Tuesday, April 29, 2014

Another endowed data service launches

A friend pointed me to a Wired piece on Longaccess, a new endowed data service for archiving personal files. Below the fold I look at their numbers.


Longaccess charges, for their highest 100GB tier, €399 for 30 years, or $550. The underlying storage comes from Amazon; Wired says they use S3, but I doubt they can make the economics of doing so work. Glacier is the appropriate product for their usage pattern. So, assuming they use Glacier and Amazon sticks with the 1c/GB/mo price, storage will cost them $360 over 30 years (2/3 of the capital). They have not bet everything on Kryder's Law and high interest rates, but there are still considerable risks in this offering.

The first is sticker shock. At Fry's today a 4TB Hitachi Coolspin drive is $170, or 4.25c/GB as against Longaccess' price of $5.50/GB or more. A factor of 130 times the media cost is more than 4 times worse than Princeton's 30 times, which was enough to cause serious sticker shock.

The second is lock-in. Suppose Longaccess decides that Glacier is no longer a cost-effective storage option. They need to get their data out of Glacier and in to a competitor. To make the math easy, lets assume they have 10,000 100GB customers, or 1PB of data. They have collected $5.5M in capital and storage is costing them $120K/yr. They have two choices:
  • They can try to get it out for free in GB chunks using Glacier's 5%/mo "free" access. Given the necessary small margin for error it will take about 2 years and cost $50 in request charges and about $3900 in bandwidth charges, or about $0.40 per customer.
  • They can get it out in a month in GB chunks, which will cost $50 in request charges, about $60K in bandwidth charges, and at least $10K in retrieval fees. That is about $7 per customer, or nearly 5 months worth of storage income.
So a competitor is going to have to be a whole lot cheaper to motivate Longaccess to switch quickly. Switching slowly is much cheaper but carries a lot of business risk. Longaccess is not completely locked-in to Amazon, but in practice they would be even if Google succeeds in making cloud storage a two-vendor market.

2 comments:

Παναγιώτης Βρυώνης said...

We have to make a lot of assumptions here, but let's say that storage, transfer and retrieval costs stay the same and Longaccess had to do this transition today. Let's assume Google or Rackspace
have a competing service that costs less.

5 months is less than 1.5% of the total storage cost (12 months x 30 years). Which means that a competing service should be at least 1.5% cheaper to make this worth.
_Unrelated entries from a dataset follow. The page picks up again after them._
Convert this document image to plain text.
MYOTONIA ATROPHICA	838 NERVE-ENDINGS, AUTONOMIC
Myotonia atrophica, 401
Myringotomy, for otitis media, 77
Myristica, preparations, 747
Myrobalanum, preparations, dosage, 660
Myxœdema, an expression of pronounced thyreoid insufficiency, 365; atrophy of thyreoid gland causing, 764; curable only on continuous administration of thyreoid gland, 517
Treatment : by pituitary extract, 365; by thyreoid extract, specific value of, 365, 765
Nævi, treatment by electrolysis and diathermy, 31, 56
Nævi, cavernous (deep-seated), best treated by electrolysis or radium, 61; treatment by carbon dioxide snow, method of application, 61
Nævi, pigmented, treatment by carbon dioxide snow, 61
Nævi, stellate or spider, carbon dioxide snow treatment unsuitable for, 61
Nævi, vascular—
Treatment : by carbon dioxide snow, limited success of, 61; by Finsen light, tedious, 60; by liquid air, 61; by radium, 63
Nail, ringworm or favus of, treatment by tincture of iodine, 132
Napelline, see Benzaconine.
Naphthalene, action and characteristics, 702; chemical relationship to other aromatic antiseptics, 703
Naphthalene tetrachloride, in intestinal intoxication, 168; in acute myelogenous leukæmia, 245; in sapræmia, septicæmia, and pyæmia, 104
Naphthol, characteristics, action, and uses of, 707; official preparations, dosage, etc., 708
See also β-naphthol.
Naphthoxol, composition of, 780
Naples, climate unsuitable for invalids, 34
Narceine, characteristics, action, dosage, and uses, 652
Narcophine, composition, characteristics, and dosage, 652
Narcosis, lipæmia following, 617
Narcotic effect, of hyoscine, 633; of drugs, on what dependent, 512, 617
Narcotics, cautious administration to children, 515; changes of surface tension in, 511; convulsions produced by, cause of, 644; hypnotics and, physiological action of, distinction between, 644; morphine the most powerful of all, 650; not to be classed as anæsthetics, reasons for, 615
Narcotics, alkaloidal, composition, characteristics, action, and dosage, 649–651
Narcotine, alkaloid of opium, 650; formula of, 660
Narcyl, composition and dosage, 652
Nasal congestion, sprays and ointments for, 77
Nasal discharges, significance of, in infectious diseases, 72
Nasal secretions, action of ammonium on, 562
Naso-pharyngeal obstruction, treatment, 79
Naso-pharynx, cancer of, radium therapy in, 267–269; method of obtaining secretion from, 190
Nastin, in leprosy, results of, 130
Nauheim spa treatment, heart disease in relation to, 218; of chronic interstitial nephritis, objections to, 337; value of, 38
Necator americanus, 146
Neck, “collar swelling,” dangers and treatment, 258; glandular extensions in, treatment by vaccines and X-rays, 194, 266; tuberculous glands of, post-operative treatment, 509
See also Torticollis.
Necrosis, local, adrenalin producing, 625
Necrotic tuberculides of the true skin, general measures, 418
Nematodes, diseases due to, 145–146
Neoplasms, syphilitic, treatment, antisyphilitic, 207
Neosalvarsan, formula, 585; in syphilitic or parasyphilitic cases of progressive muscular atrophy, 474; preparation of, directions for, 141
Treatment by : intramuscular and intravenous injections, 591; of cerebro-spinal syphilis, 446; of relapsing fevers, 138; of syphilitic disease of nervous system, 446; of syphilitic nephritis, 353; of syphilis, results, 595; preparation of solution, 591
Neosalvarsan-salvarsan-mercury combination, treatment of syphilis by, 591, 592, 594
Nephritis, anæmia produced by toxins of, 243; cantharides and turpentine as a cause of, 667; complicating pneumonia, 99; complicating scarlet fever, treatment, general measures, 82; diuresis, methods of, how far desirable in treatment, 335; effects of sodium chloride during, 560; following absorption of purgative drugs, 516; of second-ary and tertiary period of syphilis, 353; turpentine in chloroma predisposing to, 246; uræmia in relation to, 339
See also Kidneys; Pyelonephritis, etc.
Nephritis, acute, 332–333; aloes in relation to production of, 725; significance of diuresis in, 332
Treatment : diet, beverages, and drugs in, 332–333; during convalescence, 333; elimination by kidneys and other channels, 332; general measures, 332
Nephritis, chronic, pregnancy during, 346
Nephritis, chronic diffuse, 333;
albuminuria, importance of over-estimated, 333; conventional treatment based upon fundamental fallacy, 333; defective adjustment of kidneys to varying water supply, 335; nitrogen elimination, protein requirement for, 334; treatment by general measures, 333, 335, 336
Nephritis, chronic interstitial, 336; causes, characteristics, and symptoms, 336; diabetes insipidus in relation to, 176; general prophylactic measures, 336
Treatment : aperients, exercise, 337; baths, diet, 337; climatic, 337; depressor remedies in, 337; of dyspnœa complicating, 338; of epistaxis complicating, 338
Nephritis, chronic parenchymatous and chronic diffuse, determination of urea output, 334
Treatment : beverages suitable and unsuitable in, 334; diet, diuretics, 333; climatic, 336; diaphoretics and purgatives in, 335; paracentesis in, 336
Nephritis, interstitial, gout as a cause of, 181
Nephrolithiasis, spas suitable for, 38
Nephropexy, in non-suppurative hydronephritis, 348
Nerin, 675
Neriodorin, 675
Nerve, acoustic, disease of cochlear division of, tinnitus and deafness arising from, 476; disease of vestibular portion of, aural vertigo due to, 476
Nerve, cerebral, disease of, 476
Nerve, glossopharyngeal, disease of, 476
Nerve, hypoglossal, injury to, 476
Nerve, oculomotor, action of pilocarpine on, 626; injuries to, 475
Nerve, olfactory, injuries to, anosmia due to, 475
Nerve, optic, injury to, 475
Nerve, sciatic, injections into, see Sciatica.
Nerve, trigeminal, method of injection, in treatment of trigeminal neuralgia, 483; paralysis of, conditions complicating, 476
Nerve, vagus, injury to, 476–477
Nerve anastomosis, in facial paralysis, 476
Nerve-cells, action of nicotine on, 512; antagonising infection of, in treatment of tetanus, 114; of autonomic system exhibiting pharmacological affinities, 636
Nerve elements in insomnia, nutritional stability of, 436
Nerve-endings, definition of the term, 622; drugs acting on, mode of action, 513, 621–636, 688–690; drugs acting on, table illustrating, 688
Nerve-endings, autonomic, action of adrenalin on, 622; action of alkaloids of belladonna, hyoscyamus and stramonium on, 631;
If the reason of the transition is financial, it would be for more than a 1.5% price difference anyway.

David. said...

Assuming constant costs through time is wrong - endowed storage is only a good business it you believe that the Kryder rate (percentage $/GB/yr drop) is significant. For the effects of on the economics of storage of a significant Kryder rate, see many previous posts such as this one.

The effect of a move is about a 40% increase in storage cost for that year. For the effect of spikes such as this on the endowment needed see this post. Large unexpected costs in the near years have a large effect, because of both the Kryder rate and Discounted Cash Flow.